CBN continues tightening measures
… Says FG, states still fail to save for rainy days
… Drop in reserves due to capital outflow
…Encourages large firms to issue commercial papers
Rising from its 262nd meeting, the Monetary Policy Committee (MPC) of the Central Bank of Nigeria (CBN) yesterday in Abuja, voted in the majority to hold key rates constant, signifying continuation of the tightening measures in the monetary circle.
The committee retained Monetary Policy Rate (MPR) at 14.0 per cent Cash Reserve Ratio (CRR) at 22.5 per cent; Liquidity Ratio at 30.0 per cent; and Asymmetric corridor at +200 and -500 basis points around the MPR.
Amidst anticipated huge elections spending, 2018 budgetary expenditure and the inability of the federal government/the states to save some of the oil revenue funds for the impeding hard times, the Central Bank of Nigeria (CBN) has maintained a firm grip on the interest rate regime to consolidate the gains being recorded on inflation.
For the 11th time, the CBN held the benchmark interest rate at 14 percent despite strong positions from some economic watchers for it to be relaxed so the banks can lend more to the economy.
However the MPC said it considered the option of tightening, believing that tightening would curtail the threat of
a rise in inflation, even as the injection from the fiscal authorities would still provide the
economy with substantial liquidity.
Reading the communiqué, the CBN Governor, Mr. Godwin Emefiele said “Notwithstanding the deceleration in headline inflation, the current double digit inflation rate remains above the Bank’s 6-9 per cent target range. In addition, the Committee was of the view that tightening would help stem the tide of capital flow reversals in the face of sustained monetary policy normalization in the US. This, the Committee believed would rein-in inflationary pressure and moderate inflation rate to single digit, increase real interest rate, build
Investor confidence with attendant positive impact on capital inflows and further stabilize the country’s exchange rate.”
MPC also lamented that in spite previous warning that the three tiers of government should save for the rainy day, which they seem not to heed as they continue to spend almost all of the revenues earned by the federation.
To stimulate lending at reduced interest rates to the key sectors of the economy like agriculture and industries, the MPC announced two initiatives.
“We discussed extensively on what can be done to encourage banks to advance credits to the real sector. Based on the May 2018 MPC meeting, the MPC was concerned that credit advance to the economy was sliding. At this meeting, we find a somewhat improvement but we feel that we must still do what we want to do. Some approaches were considered:” he stated.
“The first approach is where we said in order to achieve the objective of lowering interest rates particularly to those priority sectors like the manufacturing sector, and agric sector, we will encourage large corporates to issue commercial paper notes in the market spelling the details of what they will do with that money. And that in order to encourage the banks, we expect the commercial papers to come to the market at single digits interest rates, and for long tenures - as high as five years or seven moratorium and if the CBN sees these notes in the market, it will complement the banks by lending to that corporate at single digit” he said.

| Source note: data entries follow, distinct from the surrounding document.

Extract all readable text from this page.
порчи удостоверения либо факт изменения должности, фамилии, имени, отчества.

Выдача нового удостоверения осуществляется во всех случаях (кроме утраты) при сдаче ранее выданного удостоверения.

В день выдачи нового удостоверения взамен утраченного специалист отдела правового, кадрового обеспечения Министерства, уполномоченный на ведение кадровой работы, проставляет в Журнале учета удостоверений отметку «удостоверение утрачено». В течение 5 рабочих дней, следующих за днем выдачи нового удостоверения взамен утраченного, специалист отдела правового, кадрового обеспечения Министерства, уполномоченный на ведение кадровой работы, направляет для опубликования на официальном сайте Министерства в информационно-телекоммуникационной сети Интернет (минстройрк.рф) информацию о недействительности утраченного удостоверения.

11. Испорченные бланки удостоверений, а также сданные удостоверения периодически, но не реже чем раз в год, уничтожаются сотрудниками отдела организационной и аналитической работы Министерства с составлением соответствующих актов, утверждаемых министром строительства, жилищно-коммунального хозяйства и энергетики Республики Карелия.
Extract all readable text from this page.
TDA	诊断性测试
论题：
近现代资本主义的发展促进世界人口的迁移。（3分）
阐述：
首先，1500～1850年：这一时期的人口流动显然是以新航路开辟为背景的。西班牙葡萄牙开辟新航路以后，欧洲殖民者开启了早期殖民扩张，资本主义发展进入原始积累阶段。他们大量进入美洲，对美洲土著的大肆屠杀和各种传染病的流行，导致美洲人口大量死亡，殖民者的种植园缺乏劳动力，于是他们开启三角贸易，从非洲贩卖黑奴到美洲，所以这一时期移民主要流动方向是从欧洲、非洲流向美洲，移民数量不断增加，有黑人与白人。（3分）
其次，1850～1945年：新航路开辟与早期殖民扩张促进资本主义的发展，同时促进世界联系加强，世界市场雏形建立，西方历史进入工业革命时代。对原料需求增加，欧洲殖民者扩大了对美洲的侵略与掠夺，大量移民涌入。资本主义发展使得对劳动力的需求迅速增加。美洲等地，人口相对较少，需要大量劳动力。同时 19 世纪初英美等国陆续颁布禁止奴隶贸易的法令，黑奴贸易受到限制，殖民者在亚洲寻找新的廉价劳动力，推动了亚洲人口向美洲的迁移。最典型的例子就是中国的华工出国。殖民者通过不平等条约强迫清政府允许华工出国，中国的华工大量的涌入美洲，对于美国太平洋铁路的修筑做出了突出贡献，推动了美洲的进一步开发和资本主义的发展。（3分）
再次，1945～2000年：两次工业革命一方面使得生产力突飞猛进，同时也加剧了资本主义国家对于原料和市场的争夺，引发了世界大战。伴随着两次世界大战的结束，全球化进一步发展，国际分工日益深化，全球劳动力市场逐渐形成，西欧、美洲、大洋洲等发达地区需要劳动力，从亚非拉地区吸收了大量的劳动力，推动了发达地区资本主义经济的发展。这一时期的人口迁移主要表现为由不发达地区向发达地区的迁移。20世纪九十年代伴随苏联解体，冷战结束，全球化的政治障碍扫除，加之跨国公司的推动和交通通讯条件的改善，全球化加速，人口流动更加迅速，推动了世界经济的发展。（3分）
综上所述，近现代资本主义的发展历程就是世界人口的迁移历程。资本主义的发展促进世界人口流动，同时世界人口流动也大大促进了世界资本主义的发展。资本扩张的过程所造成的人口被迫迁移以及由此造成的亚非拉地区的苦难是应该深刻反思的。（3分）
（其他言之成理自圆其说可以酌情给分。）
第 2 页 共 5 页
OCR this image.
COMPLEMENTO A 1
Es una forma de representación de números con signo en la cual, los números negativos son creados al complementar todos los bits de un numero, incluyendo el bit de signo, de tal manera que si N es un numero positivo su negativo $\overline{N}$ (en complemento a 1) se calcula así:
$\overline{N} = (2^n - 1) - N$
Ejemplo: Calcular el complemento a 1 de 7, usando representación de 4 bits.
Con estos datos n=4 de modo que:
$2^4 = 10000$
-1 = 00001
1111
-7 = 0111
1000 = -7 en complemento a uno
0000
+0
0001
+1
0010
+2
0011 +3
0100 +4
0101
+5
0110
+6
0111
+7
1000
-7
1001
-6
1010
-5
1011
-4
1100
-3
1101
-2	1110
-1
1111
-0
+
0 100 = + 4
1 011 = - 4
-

He explained that measure “is not meant to be in competition with the banks but to complement the banks as the money will still go through them anyways. But the important thing is that we will see that single digit rates can go through this means” he said.
“Secondly, if a bank loans money for verifiable new projects and plants expansion not refinancing, for seven years, inclusive of two years moratorium at 9 percent interest rate, the CBN will go into that bank CRR and release cash from our CRR, and release that equivalent to that bank at zero cost which means the bank earns a spread of 9 percent interest. We feel this is normal and it’s something that should be given a chance” he explained further.
“In the past, we have reduced CRR, and released liquidity into the market but it wasn’t channeled into employment generating and high output sectors of the economy. We believe this will work. But some more details will be provided to the banks and the public” he noted.